The newly formed region does not fully represent the culture and history of the Languedoc, particularly as Toulouse is not officially part of the region but was cultural and historical capital of the area. The region is called the Languedoc after the old French language langue d'Oc that was spoken in southern France. The langue d'Oïl was spoken in the north and went on to become modern French. 'Oc' and 'oïl' were the different ways of saying 'oui' (yes). Occitan (or Provençal as it is now called) was spoken widely in the south until the treaty of Villers Cotterêts imposed the langue d'Oïl on the area in 1539. The language petered out after this, only to be revived by a 19th century poet called Frédéric Mistral. Although it never regained its popularity, Occitan is sometimes heard in the Languedoc area or seen on the occasional road sign, and is a popular language course at university. This is mainly due to its fabulous troubadour tradition in literature.

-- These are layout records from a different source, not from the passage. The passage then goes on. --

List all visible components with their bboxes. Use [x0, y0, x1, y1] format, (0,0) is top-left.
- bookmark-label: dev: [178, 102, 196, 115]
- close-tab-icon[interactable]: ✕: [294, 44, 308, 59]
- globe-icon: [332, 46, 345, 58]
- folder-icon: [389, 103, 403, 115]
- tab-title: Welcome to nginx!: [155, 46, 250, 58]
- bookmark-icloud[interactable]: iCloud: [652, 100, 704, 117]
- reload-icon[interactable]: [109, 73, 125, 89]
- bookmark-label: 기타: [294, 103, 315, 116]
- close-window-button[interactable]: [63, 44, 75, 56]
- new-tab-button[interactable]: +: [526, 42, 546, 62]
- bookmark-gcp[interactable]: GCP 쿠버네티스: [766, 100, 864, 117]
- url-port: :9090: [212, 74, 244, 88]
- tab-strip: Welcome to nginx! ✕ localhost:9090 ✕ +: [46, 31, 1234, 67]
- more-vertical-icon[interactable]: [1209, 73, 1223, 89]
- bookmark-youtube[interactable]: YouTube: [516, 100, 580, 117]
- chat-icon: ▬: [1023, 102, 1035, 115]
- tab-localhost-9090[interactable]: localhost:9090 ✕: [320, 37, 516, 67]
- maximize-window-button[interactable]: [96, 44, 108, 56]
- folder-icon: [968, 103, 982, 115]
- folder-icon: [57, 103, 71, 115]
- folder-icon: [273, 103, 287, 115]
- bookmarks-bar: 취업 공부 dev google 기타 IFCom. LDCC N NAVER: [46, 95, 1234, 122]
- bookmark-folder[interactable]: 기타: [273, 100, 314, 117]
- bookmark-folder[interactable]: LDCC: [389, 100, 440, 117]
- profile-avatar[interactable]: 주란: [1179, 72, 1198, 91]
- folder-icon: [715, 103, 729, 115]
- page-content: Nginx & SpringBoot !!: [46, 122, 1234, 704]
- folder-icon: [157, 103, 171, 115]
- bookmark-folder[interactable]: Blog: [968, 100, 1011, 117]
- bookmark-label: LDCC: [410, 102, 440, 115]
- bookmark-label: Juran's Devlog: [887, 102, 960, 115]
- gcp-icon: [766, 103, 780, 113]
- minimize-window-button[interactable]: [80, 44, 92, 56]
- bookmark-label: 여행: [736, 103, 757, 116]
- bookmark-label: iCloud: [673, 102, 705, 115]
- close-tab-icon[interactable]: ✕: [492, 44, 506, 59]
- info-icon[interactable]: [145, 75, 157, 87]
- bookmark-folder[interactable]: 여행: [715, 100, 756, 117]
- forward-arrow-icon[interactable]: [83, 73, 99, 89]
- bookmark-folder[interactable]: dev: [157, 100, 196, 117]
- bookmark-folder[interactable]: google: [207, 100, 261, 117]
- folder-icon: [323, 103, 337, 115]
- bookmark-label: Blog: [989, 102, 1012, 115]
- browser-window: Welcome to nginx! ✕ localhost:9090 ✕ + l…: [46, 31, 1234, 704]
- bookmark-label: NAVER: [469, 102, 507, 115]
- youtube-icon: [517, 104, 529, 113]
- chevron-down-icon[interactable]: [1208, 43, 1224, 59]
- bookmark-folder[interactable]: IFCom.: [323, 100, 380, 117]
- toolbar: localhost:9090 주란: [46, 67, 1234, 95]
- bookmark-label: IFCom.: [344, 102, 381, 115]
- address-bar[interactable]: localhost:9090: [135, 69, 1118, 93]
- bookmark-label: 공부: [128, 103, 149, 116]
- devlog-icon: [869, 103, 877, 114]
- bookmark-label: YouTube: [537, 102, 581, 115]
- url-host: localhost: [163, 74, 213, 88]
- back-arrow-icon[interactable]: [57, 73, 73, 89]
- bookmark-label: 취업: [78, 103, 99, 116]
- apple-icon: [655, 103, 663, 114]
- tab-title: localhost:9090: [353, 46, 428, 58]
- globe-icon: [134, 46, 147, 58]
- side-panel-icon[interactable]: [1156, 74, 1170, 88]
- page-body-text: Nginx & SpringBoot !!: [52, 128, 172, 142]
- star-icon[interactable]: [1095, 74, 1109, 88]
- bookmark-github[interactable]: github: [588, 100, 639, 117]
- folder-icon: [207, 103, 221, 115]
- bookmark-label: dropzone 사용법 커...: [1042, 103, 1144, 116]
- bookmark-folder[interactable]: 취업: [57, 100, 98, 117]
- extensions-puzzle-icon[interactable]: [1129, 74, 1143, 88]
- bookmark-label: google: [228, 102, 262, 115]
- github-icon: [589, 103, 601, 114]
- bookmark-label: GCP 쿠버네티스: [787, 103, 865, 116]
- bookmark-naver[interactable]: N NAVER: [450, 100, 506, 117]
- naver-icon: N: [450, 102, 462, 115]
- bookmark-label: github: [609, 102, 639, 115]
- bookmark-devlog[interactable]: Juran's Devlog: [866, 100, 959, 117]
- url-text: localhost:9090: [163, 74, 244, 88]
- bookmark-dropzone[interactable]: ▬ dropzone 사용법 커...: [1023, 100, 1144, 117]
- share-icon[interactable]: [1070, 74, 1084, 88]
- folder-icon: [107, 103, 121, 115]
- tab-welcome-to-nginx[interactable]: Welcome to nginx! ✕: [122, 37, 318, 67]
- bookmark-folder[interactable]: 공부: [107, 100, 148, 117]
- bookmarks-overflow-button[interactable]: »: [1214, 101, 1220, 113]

The Languedoc Rousillon area has seen many settlers, starting in around 450,000 BC and including the Phonecians, Greeks, Romans, Visigoths and Moors, before finally being taken over by the Franks in the 8th century. There are vestiges of the Roman Empire all over the area, particularly in the Roman town of Nîmes where you can see the Pont de Gard aqueduct. Nîmes is also home to the textile phenomenon that is denim, having exported the first denim to the US in order to clothe slaves.

Montpellier is an ancient university town, having had a medical school there since the 12th century. In Albi you can see a great collection of Toulouse Lautrec artwork. Béziers is the centre of the Languedoc wine industry and was very rich in the 19th century. The medieval walled city of Carcassonne appears as a fairytale vision across the plains when you are driving on the motorway. In contrast to this, there are a number of futuristic (and stylistic) visions along the coastline, not least La Grande Motte, a 1960's beach resort with flamboyant architecture. Further inland there are plenty of vineyards and ruined Cathar castles to hold your attention. All in all, the Languedoc is a winning blend of the best aspects of France, and not as expensive as neighbouring Provence and the Côte d'Azur.